In the early stages of the projects, a challenge will be to convince real companies to enter into this system. From their perspective, that means selling some goods and services in ethicaps (ξ), so that the rules of the Common Good Coefficient are enforced. There are a few ways to incentivize them :

  1. Incentive payments in ethicaps (ξ)

    At creation time of ethicap (ξ), we save some amount specifically designed to incentivize early participants.

  2. Incentive payments in fiat currency

    We can pool fiat currency to incentivize participants.

  3. Negative delta is not paid to the fund

    For the first stages, we can waive the price impact of a negative delta, so that companies are guaranteed to sell at the minimum price they set.

  4. Companies can showcase their ethical credentials

    Many companies are investing serious amounts of money to not only be more ethical, but also prove that they are so. As an example, large companies are hiring entire teams to implement the rules dictated by B corp. They go through the pain and costs of adapting their process, and on top of that, they actually have to pay B corp for them to review their case and potentially attribute some sustainability certificate. Companies can view their participation in Ethical Capitalism as a way to have their behavior assessed by a group representing the Common Good, in a bottom-up manner, rather than analyzed and accredited by a top-down institution. Given the increasing distrust of institutions, it could be seen as a must-have to have the backing of truly independent citizens, who do not have a conflict of interest because they are not paid by the company to review their case.

  5. Activism can push companies to enrol

    This project creates a new avenue for ethical activism. Rather than pushing companies to adopt specific practices, they can simply encourage them to participate in this Ethical Capitalism ecosystem, so that they become truly accountable.

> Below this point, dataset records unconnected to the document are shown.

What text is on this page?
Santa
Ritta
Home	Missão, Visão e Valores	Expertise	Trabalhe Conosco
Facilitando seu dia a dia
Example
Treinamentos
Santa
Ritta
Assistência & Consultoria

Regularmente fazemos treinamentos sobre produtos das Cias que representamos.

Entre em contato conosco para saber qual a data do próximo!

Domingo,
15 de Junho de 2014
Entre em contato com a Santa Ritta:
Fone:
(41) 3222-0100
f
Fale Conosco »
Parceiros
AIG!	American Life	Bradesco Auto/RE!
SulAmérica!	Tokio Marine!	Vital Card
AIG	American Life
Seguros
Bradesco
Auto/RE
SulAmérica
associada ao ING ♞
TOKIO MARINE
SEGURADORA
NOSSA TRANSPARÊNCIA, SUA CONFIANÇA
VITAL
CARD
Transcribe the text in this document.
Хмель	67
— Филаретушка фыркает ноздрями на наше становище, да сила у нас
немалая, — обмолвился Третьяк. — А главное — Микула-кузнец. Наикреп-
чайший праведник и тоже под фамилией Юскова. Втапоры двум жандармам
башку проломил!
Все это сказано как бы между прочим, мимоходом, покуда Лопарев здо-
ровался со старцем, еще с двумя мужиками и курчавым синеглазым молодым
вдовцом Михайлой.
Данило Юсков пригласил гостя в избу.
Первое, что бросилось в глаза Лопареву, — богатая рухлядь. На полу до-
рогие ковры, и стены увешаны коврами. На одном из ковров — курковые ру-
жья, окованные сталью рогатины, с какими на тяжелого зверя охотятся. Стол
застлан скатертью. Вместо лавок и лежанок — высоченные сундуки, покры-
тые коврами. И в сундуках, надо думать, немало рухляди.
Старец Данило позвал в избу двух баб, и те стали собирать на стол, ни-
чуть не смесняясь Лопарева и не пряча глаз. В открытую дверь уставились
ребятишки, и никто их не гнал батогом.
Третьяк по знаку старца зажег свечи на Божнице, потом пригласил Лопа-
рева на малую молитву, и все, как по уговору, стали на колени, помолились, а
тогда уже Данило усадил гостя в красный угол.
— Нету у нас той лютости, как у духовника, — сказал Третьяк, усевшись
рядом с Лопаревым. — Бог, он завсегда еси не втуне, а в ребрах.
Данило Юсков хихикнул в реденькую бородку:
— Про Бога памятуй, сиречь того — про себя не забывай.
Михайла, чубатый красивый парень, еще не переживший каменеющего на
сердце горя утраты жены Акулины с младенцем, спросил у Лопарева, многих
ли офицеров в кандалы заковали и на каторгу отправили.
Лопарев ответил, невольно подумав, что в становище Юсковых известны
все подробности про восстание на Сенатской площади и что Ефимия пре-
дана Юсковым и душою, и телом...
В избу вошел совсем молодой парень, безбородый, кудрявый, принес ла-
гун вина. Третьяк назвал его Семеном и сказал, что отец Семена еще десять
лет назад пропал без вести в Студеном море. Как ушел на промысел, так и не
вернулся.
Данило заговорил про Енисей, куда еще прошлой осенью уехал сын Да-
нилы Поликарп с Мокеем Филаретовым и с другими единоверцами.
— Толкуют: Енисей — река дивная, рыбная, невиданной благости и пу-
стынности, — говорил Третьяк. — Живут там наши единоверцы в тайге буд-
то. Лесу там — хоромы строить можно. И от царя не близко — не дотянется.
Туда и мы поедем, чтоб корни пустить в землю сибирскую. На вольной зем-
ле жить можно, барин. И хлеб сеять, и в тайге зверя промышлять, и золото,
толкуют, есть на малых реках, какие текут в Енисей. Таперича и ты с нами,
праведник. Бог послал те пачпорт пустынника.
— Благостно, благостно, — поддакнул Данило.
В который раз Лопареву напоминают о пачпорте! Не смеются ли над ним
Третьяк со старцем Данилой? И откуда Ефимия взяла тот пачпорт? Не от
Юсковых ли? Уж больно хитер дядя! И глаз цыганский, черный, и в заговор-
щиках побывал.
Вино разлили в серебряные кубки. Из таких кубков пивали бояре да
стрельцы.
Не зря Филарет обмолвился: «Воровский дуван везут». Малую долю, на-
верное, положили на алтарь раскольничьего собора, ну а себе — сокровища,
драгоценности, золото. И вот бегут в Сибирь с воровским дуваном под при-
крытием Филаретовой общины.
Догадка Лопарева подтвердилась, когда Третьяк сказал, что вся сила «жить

That ensures companies behave ethically on the long term, on a broad range of subjects, without time-consuming monitoring by social activists.

  6. Market access

    By offering their goods or services in ethicap (ξ), companies get access to a market otherwise unavailbale to them. This is an appealing proposition, whether they believe in the idea or not, particularly as the project grows.